Roblox, Unity, and Unreal also have online marketplaces that allow developers to license virtual assets such as rough cut diamonds and undead pink Teddy Bears. There are many sources for these assets. Some assets come from independent artists who will not work directly on a film, game, or virtual world. A developer or animator may choose to resellassets that they created for their games, virtual realms, or films. These marketplaces can be used to find independent artists and commission work (see Epic’s acquisition of ArtStation in 2021).
These marketplaces and stores have a profound impact. A virtual world can be created much quicker, easier, and at lower costs. The virtual world that is created can also be sold, which can increase or decrease the upfront investment. Developers can also focus their efforts on the things that make their creations unique, such as story, character and gameplay. It’s not possible for construction companies to cut wood by themselves. Your interior designer won’t make chairs and Disney won’t design a new car specifically for Tony Stark.
These marketplaces and libraries will be hugely advantageous in the Metaverse era. Take the early 2000s mapping/geospatial efforts by Google. This included M&A (Keyhole), Waze, and a variety of licenses (e.g. Satellite data, roads, tens of thousands in labor (i.e. Driving vans down almost every city in the globe, machine learning (information processing), and manually training algorithmic (Google bought reCaptcha 2009 partly to allow Google users to help out). This information proved to be so valuable that it enabled companies like Niantic, a Google subsidiary, and experiences such as Uber and Pokemon Go.

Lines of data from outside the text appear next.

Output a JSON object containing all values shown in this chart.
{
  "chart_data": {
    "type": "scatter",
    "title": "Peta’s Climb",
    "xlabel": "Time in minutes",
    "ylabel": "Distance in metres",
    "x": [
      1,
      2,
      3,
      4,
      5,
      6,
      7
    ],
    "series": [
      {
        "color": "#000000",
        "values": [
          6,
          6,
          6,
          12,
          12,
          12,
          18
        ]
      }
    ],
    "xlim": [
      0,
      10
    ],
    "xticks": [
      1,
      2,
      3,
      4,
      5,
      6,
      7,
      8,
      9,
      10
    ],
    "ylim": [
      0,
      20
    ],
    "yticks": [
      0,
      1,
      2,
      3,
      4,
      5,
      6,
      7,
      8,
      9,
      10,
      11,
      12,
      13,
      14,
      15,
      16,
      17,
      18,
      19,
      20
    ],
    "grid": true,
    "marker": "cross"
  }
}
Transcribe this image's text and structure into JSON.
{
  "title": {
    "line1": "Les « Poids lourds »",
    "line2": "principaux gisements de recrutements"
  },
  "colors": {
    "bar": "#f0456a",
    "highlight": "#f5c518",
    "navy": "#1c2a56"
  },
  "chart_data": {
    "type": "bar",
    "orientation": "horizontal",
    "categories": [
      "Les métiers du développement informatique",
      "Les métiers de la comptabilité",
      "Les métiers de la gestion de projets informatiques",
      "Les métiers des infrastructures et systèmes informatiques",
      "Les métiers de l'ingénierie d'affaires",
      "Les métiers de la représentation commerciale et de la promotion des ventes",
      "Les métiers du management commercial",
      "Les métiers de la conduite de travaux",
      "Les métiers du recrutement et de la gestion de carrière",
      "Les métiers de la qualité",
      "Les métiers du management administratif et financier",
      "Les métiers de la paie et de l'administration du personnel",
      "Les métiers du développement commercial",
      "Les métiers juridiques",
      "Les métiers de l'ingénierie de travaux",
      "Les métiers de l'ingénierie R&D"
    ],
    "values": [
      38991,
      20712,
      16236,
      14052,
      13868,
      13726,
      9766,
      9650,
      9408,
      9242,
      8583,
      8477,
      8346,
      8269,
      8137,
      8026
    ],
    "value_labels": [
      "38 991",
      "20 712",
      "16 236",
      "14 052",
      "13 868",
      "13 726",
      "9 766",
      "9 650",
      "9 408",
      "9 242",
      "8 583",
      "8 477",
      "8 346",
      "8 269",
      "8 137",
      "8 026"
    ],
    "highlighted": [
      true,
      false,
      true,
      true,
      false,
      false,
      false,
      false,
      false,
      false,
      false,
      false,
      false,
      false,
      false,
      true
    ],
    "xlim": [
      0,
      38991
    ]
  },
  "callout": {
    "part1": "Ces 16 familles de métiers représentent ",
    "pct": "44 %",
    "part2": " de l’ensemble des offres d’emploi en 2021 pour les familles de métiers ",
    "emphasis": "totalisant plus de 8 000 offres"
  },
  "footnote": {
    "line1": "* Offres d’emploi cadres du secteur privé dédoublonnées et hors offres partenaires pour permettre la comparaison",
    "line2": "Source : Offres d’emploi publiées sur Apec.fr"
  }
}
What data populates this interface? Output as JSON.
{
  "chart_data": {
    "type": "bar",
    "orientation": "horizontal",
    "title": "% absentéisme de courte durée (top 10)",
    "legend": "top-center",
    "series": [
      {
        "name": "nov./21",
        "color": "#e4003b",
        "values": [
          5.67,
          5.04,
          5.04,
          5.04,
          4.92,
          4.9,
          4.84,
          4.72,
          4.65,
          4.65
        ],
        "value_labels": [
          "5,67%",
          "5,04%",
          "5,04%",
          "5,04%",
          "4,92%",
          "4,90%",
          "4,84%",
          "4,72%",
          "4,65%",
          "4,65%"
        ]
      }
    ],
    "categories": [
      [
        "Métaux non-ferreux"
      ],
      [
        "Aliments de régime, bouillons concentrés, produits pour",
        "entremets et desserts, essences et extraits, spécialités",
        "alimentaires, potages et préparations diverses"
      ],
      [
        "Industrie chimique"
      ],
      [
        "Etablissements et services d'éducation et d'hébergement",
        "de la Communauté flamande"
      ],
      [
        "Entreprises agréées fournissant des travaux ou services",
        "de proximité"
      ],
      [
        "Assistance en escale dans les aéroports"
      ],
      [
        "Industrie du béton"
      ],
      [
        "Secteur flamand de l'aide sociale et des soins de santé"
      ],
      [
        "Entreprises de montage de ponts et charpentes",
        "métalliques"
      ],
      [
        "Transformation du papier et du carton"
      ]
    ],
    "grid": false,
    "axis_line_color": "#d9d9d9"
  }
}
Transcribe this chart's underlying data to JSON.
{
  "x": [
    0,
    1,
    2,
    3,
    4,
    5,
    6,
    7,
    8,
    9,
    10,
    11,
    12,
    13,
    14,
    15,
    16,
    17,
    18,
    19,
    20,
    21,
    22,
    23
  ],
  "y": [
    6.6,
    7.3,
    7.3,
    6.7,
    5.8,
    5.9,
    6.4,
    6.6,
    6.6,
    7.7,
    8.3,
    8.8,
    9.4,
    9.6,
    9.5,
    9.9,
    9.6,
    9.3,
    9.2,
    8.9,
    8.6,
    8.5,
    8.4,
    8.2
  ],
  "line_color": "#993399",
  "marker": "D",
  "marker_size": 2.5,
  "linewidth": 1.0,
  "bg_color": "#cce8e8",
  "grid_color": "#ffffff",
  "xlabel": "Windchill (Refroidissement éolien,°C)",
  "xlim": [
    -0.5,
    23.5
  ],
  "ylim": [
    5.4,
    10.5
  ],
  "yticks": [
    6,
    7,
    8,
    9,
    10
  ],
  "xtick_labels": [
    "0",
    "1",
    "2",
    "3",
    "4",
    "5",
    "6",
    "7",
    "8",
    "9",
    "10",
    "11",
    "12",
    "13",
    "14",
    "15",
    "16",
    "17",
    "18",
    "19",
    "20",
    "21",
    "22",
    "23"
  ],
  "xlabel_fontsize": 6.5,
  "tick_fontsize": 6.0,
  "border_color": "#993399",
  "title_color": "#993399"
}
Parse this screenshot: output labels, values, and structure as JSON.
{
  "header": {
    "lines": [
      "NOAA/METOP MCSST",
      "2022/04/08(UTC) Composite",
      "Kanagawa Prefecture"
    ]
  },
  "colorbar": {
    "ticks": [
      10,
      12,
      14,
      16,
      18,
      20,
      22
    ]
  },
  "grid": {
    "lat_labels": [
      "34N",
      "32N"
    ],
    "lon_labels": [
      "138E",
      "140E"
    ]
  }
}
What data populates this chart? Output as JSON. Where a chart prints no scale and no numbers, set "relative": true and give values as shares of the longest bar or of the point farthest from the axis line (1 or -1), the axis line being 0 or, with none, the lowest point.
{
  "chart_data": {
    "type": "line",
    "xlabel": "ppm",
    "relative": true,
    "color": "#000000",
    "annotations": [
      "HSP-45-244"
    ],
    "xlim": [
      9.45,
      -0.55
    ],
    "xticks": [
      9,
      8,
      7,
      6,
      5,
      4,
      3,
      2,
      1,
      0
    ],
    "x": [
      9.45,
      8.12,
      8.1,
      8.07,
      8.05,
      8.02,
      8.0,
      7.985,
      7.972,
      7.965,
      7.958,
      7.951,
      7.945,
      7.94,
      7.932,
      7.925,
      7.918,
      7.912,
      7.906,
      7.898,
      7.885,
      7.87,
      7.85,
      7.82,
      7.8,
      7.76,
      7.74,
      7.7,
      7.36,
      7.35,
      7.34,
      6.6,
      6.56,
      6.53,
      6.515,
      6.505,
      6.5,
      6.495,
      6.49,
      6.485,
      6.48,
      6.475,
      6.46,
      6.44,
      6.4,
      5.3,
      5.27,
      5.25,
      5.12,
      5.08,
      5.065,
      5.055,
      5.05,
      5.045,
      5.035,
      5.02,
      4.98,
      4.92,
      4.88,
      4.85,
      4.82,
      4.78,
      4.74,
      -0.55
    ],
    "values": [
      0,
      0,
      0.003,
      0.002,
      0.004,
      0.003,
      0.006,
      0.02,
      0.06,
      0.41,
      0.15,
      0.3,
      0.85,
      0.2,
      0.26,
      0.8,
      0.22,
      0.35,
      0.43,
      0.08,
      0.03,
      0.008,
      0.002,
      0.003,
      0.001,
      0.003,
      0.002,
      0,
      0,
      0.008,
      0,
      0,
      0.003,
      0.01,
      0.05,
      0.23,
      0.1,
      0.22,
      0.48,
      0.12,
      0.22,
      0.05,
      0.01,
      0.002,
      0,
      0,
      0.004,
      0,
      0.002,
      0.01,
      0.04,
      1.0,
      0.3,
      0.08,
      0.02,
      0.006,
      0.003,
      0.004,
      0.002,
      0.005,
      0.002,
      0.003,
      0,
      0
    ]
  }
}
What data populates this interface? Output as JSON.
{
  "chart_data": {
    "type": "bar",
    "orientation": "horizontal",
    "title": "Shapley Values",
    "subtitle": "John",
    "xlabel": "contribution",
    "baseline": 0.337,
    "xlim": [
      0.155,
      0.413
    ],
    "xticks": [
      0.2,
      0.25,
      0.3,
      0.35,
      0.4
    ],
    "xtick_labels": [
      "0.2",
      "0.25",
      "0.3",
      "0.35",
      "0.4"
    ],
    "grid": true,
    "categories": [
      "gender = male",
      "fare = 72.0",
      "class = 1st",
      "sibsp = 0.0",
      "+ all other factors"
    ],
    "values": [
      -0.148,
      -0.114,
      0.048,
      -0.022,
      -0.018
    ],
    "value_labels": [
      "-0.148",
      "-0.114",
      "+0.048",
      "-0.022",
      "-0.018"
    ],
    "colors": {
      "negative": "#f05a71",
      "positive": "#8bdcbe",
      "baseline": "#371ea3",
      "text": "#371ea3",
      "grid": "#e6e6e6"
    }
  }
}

Apple’s Apple Maps product was released in 2012 and almost no one wanted to use it. Most consumers also disliked it. It is extremely difficult and expensive to compete with data platforms with multi-year headstarts, large ecosystems and developer lock-in.
This dynamic explains why most scanning/marketplace/virtual generation start-ups are acquired before they become late, or even mid-stage companies. Epic and Unity are two examples of companies that prefer to build up rather than start from scratch. It’s possible that we will see fierce competition in this category over the next few years with companies like Nvidia and Autodesk as well as Snap, Snap, Snap and Niantic choosing to build their databases, just like Apple and Uber did when they moved away from Google Maps.